Il convient de noter que ces quatre affaires impliquaient le même tribunal fédéral inférieur, la Cour d’appel du cinquième circuit des États-Unis, qui avait invalidé des lois fédérales. Et jusqu’à présent, cette année, le travail du Cinquième Circuit ne se porte pas bien. Les décisions et le raisonnement du Cinquième Circuit ont été répudiés dans trois des quatre affaires jugées jusqu’à présent (au total, par une marge de 24 voix contre 3).
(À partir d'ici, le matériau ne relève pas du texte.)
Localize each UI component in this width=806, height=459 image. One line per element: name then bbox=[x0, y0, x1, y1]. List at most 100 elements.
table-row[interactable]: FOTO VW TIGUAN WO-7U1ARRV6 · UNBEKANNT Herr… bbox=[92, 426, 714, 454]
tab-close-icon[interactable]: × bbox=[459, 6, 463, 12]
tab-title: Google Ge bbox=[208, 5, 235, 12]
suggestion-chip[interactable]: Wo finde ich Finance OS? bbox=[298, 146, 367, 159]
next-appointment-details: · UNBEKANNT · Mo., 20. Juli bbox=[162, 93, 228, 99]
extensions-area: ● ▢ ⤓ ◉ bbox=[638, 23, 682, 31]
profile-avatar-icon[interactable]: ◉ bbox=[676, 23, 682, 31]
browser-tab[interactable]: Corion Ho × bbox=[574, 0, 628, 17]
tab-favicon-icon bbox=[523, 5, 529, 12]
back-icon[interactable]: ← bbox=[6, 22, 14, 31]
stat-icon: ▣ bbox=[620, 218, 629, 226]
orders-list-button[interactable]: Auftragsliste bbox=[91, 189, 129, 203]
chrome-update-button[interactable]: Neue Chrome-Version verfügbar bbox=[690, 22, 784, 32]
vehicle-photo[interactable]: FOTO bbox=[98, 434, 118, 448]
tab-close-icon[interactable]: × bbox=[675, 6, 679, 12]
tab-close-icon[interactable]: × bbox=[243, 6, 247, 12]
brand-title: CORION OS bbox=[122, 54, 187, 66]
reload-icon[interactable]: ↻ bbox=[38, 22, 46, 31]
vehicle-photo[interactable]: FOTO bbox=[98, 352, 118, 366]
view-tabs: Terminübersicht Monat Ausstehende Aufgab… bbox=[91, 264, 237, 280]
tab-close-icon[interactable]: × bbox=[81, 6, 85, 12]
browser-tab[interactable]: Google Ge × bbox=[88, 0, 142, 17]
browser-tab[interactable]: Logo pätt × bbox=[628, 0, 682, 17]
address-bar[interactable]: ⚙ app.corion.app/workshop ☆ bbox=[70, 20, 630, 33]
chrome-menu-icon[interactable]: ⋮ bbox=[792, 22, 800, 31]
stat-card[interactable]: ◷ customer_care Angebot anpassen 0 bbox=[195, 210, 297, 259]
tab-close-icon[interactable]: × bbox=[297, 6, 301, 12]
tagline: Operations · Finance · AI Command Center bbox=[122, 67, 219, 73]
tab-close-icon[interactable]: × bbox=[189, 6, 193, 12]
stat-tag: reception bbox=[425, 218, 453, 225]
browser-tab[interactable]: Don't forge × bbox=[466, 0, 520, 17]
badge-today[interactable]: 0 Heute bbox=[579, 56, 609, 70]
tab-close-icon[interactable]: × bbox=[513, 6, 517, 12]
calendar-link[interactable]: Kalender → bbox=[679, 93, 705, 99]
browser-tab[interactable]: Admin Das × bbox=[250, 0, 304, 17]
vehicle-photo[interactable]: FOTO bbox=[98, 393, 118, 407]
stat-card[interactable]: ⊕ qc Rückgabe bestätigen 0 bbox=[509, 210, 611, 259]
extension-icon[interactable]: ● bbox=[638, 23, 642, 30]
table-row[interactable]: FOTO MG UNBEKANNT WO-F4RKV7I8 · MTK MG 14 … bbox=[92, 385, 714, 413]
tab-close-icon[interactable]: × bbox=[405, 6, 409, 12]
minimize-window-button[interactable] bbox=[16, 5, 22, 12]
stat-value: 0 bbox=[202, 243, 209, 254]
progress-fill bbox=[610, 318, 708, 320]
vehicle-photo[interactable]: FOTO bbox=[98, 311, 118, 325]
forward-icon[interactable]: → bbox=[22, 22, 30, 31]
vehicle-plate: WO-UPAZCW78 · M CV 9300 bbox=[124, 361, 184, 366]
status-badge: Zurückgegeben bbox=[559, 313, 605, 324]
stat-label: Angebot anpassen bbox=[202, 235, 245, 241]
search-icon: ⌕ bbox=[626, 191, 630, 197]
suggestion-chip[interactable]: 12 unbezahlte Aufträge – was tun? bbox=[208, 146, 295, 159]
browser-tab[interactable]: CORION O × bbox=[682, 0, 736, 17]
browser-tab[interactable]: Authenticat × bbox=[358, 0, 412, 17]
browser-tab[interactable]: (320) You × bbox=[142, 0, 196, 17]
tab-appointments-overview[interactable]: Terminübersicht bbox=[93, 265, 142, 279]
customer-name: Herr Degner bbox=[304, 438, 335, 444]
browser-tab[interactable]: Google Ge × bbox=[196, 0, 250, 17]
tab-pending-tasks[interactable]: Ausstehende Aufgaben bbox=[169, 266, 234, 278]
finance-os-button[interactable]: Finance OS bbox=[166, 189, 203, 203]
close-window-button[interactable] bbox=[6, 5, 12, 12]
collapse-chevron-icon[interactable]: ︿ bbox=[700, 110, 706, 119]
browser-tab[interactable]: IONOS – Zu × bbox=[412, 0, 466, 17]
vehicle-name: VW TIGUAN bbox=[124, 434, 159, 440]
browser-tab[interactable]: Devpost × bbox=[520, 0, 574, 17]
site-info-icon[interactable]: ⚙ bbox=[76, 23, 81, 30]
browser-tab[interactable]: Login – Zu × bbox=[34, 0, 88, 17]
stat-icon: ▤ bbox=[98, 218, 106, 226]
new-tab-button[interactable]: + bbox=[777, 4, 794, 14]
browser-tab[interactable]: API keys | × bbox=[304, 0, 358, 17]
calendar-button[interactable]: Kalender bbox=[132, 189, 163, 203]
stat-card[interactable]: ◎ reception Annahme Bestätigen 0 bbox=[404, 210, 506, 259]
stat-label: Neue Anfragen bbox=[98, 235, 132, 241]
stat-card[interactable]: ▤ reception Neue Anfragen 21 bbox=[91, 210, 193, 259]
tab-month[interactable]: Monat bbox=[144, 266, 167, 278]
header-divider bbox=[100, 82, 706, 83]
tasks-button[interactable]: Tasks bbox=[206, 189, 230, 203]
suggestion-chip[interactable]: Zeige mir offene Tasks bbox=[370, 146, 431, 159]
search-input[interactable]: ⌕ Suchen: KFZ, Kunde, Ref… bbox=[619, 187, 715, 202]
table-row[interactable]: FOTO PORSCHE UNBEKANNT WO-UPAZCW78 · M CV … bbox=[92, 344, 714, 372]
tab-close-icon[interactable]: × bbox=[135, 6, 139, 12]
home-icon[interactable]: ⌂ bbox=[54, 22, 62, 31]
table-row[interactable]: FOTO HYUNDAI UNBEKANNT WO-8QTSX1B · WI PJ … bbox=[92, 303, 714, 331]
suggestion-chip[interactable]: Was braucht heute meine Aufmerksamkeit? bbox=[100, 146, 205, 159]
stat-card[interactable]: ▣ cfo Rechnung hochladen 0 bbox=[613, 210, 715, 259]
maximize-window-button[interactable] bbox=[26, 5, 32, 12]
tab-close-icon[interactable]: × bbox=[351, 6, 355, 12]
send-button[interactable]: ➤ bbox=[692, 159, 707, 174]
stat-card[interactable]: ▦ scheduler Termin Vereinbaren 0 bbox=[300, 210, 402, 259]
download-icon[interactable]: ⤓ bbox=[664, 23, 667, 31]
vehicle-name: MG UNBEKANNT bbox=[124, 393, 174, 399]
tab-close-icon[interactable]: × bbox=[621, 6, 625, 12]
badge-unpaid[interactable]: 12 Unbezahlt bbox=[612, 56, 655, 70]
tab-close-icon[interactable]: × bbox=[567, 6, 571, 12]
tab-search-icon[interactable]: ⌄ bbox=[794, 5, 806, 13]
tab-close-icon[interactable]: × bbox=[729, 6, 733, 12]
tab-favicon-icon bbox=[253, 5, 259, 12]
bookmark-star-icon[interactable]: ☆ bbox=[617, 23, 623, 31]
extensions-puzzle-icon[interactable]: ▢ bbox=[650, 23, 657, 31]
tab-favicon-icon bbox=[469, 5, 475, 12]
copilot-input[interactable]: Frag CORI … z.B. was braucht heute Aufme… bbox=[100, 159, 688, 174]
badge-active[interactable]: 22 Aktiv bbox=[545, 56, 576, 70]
L’affaire SEC est toujours en cours, mais nous nous attendons à ce qu’au moins certains des trois fondements distincts du Cinquième Circuit (comptez-les, trois) pour invalider le pouvoir de la SEC soient définitivement rejetés par la Haute Cour. Dans une autre affaire en cours, dans laquelle le Cinquième Circuit, créant un circuit séparé avec le Onzième Circuit, a permis au Texas d’ordonner aux plateformes de médias sociaux d’accepter des intervenants qu’elles préféraient ne pas accueillir, nous nous attendons également à ce que la Cour maintienne le droit des médias sociaux. droits des entités du premier amendement et répudier le raisonnement (vicié) du Cinquième Circuit.
Aujourd’hui, ce n’est pas la première fois qu’une cour de circuit fédérale semble en décalage avec le reste du système judiciaire d’appel fédéral du pays (y compris la Cour suprême). Comme l’un d’entre nous l’a longuement écrit il y a environ vingt ans, la Cour d’appel du neuvième circuit des États-Unis a été (avec une certaine justification) considérée comme particulièrement sceptique par la Cour suprême et par les commentateurs à cause de certaines de ses décisions agressives. On disait alors que le Neuvième Circuit était en décalage avec son attitude (en général) agressivement libérale. Le Cinquième Circuit semble désormais en décalage avec son attitude agressivement conservatrice. Comme ce fut le cas pour le neuvième circuit dans le passé, le cinquième circuit, dans le mandat actuel, est non seulement renversé dans des décisions majeures, mais il est également renversé de manière déséquilibrée (et par une Haute Cour indéniablement conservatrice). Ce n’est ni un bon signe ni un bon aperçu, et c’est certainement quelque chose que les observateurs de la Cour doivent suivre à l’avenir.